La noche invernal se había cerrado sobre la posada, cercada por la nieve, y los pocos huéspedes que albergaba se agruparon alrededor del hermoso fuego que el posadero mantenía en la chimenea, después de la cena. Hubo unos minutos de incómodo silencio, en el que, sobre el crepitar de las llamas, se sobrepuso el lejano aullido de los lobos, que hizo estremecer los ánimos de la mayoría de los presentes. Tan sólo un joven, que permanecía un tanto apartado de los demás, pareció mantener el humor y levantó la voz para pedir que se sirvieran unas bebidas.
- Esto parece un velatorio de aldea, - dijo al posadero que le servía un vaso de licor, y éste se echó a reír.
- Joven, parece usted un hombre de mundo, quizás quiera espantar los temores de estos pobres campesinos con alguna historia que haya aprendido en sus viajes...
Si creía que con aquella burla velada iba a provocar un sentimiento de vergüenza en el otro hombre, se equivocaba: el viajero sonrió de forma torcida, se arrellanó en la butaca y sin mirar a nadie en particular comenzó su relato.
- Pues verán, hubo una vez, en un país muy lejano, un pobre campesino que tenía tres hijos. Los dos mayores eran buenos trabajadores, personas decentes y honradas.

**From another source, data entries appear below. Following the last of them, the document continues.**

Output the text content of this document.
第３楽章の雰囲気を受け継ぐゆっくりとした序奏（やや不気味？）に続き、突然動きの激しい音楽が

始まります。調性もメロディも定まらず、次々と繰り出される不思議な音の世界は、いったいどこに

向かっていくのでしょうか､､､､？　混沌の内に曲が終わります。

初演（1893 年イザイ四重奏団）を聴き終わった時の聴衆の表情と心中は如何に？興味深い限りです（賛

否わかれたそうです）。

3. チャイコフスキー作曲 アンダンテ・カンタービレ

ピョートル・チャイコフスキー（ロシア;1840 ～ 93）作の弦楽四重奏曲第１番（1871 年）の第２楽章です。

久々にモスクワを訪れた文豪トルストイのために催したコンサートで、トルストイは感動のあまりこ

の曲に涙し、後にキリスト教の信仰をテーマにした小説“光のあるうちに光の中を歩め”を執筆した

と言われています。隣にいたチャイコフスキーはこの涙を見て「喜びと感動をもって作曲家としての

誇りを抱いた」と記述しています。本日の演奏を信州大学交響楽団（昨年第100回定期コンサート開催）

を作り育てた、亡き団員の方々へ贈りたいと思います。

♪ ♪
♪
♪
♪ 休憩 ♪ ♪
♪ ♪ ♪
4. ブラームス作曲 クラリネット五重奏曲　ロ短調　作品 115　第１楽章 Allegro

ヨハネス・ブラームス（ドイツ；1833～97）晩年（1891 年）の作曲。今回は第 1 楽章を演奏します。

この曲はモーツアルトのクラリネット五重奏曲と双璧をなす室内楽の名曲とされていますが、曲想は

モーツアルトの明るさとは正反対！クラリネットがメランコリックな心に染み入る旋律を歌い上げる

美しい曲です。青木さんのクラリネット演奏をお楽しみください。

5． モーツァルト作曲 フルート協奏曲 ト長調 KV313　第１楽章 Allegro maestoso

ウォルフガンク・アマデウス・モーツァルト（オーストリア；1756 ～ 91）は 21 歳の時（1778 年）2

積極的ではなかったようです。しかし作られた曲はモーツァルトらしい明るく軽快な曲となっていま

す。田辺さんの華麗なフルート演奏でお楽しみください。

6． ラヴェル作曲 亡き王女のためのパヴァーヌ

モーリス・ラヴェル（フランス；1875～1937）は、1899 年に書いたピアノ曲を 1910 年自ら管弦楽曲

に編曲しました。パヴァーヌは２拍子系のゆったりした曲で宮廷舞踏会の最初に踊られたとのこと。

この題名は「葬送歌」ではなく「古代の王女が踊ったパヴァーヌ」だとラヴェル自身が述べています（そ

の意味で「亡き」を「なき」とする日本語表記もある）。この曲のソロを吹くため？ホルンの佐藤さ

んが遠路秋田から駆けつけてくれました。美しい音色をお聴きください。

En cambio, el más pequeño era un truhán, bueno para nada, que daba mil dolores de cabeza a su padre con su comportamiento.
Un día, el campesino, que trabajaba abriendo un pozo en un campo ajeno, descubrió un tesoro enterrado en el suelo. Sin decir nada a nadie, ni siquiera a sus hijos, vendió todo lo que tenía y compró aquel campo a su vecino. Como era un hombre prudente, mantuvo el tesoro escondido durante mucho tiempo, esperando dar a sus hijos un beneficio que de otra forma no hubiera podido. En fin, que fue pasando el tiempo y un día, repentinamente, el campesino se sintió muy enfermo, tanto que no duró una semana. En su lecho de muerte, llamó a los hijos y les comunicó el paradero del tesoro, exhortándoles para que no fuera causa de rencillas entre ellos, sino una auténtica bendición que les aportara felicidad una vez repartido. Luego falleció, contento de dejarles una herencia más importante que la que hubiera podido conseguir con su trabajo, fue enterrado y se le guardó luto durante unos días.
Pasado ese tiempo, los tres hijos desenterraron el tesoro y lo llevaron a casa con la precaución de no ser vistos. A la vista de las hermosas monedas de oro, acuñadas con la cabeza de un emperador, se les nublaron los ojos y se les aceleró el corazón. Pero no perdieron la compostura: lo escondieron en un hueco del suelo y decidieron que lo repartirían cuando cesaran las visitas de pésame que aún les hacían los vecinos.
Así que se fueron a dormir tranquilos y cada uno soñó con las cosas en las iba a emplear su parte de la herencia. Fue una noche dichosa, pero el amanecer acabó con todos aquellos sueños: cuando se levantaron para ir a trabajar, los dos hermanos mayores descubrieron que las tablas del suelo habían sido removidas y el tesoro robado y el hermano más joven había desaparecido.
El narrador se interrumpió y apuró su bebida, como si hablar tanto le hubiera dado más sed. El posadero fue a servirle de nuevo, pero él rehusó con un gesto y se puso en pie. El resto de huéspedes le miró con asombro al ver que daba las buenas noches y hacía intención de dirigirse a su habitación.
- Un momento, - le reclamó el dueño de la hostería, - ¿esa es toda la historia? ¿Donde está la moraleja?
El otro le miró, realmente perplejo.
- ¿Moraleja? ¿Es que tiene que tener una moraleja? - preguntó a su vez, y al no obtener respuesta continuó su camino.
Al día siguiente, los huéspedes se reunieron de nuevo en el comedor de la posada para tomar el desayuno y seguir su camino, y descubrieron que el joven que había contado la extraña historia no se encontraba entre ellos. Con curiosidad, preguntaron al posadero qué había sido de él y el hombre no pudo evitar sonreír.
- Pues verán, al final la historia sí tenía una moraleja. Se ha marchado esta mañana, muy temprano, casi furtivamente. Y ha pagado con una moneda de oro.